Talk us through a day in the studio.
"Ah, well, that all depends on the day. Like I said before, if me, Thijs and Martijn are left by ourselves, we waste a lot of time doing not very much. It would probably be a pretty boring day for you. It might be better to come in when we're on deadline, because that's when we work best.
"Some of the I Am Legion recording days were amazing. It was a totally different kind of creative energy to what you'd find on a Noisia day. I think that comes from the meeting of these two worlds. We're fascinated by the vocal-led grime and dubstep world of Foreign Beggars; and they're fascinated by our small-town, nerdy world of EDM. Somewhere in the middle, you'll find I Am Legion."
Do we call it a hip-hop album?
NR: "I guess so, but I don't mind what people call it. For me, it's just exciting music. What they do makes me want to go deeper with the beats and the production, and I hope that what we do makes them want to go deeper with the vocals.

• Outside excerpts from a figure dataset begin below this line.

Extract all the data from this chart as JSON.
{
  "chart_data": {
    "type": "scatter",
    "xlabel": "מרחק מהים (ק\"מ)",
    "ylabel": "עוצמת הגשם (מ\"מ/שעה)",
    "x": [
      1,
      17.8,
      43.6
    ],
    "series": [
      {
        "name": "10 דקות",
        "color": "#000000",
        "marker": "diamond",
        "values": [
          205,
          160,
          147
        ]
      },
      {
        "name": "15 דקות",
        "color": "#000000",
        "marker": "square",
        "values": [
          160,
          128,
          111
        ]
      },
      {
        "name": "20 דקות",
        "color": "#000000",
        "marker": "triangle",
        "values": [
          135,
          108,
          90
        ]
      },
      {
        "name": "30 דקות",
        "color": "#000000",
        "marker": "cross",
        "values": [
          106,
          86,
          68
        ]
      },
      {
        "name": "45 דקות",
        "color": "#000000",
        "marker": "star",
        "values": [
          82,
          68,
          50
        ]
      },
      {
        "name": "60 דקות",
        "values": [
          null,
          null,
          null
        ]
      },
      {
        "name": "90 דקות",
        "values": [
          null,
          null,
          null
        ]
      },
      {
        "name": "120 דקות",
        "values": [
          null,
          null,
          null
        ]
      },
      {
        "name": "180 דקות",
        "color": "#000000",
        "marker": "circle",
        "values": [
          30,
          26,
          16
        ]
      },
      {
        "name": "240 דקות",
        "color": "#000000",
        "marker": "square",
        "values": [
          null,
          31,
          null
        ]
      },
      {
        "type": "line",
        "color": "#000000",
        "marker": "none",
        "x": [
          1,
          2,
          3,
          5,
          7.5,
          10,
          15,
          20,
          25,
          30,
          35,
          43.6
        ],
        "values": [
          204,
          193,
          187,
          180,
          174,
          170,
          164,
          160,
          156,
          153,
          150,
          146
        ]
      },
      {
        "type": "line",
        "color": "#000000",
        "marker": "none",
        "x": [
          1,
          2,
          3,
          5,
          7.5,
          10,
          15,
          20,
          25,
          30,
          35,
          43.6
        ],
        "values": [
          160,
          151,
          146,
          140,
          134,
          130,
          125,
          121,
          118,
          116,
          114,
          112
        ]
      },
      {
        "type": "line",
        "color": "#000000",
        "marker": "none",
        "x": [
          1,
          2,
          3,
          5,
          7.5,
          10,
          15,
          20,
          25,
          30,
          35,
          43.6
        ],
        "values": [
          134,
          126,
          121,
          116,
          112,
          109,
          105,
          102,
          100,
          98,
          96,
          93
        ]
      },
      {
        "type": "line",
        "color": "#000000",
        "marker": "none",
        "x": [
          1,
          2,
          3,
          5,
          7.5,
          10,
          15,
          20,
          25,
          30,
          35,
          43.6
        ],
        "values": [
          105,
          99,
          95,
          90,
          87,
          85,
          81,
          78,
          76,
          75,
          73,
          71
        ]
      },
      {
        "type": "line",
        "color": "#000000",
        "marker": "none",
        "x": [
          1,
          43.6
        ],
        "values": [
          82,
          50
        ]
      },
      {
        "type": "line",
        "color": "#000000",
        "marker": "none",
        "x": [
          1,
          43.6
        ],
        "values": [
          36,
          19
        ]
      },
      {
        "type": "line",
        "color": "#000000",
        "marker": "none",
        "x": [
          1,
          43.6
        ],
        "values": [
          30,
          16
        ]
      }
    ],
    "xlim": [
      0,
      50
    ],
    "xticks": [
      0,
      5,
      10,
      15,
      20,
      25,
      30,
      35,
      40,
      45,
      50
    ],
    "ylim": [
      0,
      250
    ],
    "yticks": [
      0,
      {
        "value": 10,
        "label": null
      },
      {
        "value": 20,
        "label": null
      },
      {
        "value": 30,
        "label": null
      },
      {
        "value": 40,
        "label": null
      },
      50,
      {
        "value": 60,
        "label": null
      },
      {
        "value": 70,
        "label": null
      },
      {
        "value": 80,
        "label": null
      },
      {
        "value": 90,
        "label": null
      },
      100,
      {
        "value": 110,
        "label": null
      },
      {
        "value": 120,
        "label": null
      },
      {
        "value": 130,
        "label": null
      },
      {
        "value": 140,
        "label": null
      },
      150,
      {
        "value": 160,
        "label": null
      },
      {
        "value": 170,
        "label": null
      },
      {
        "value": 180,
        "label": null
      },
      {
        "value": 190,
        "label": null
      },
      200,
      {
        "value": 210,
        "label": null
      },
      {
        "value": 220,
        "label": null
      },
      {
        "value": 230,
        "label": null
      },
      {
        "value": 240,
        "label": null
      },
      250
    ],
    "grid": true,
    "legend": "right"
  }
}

"Working with them felt very direct. Does that make sense? We didn't need an incentive to get a track started because the incentive seemed to already be there."
You've never been afraid of experimenting with different musical styles and genres. Was it always Noisia's intention to look beyond the confines of what was regarded as drum 'n' bass?
NR: "It was never a conscious move. We didn't sit there thinking, 'OK, we haven't done a house track. We haven't done an electro track.' We didn't just make a track so we could tick a box. We would only make a track if a particular sound tickled our fancy.
"I'm not trying to compare us to the Prodigy or anything like that, but there are many different sides to their sound, and the scene has always seemed to accept that with no problem. Sure, there are some people in drum 'n' bass who don't like everything that we do, but in some ways, that's exactly why I love the drum 'n' bass scene. People say what they think."
The lines between genres have become increasingly blurred over the last three or four years. Is it actually possible to just be a drum 'n' bass producer or a house producer or a dubstep producer in 2013?
NR: "There has always been a blurring of those lines. That's how electronic music has developed. You have a movement and there's a counter-movement. You have the overground and you have the underground. The overground will try to move in one direction and the underground will try to take its own path. The underground will always be there - it won't go away. It will always be looking for the most interesting music.
"But what's different today is the pace of that change. Scenes can develop and disappear incredibly quickly. The problem comes if you're a DJ or a producer that's only associated with a very specific scene and that scene disappears overnight. If you're not careful, you'll disappear with it.
"No matter what type of music you're making, I think the most important thing you have to remember is - how can I put this? - never try to force yourself to make a certain style of song. Don't jump onto a style if it doesn't mean anything to you in your heart. If you're not really interested in the sound that you're making, people will hear that in your music.
"Only make the music that you really want to make and make that music to the best of your ability. It sounds like a cliché, but when it comes to something as important as music, there really is no other way to do it."
The self-titled debut album from I Am Legion is out now on Division Recordings/Par Excellence.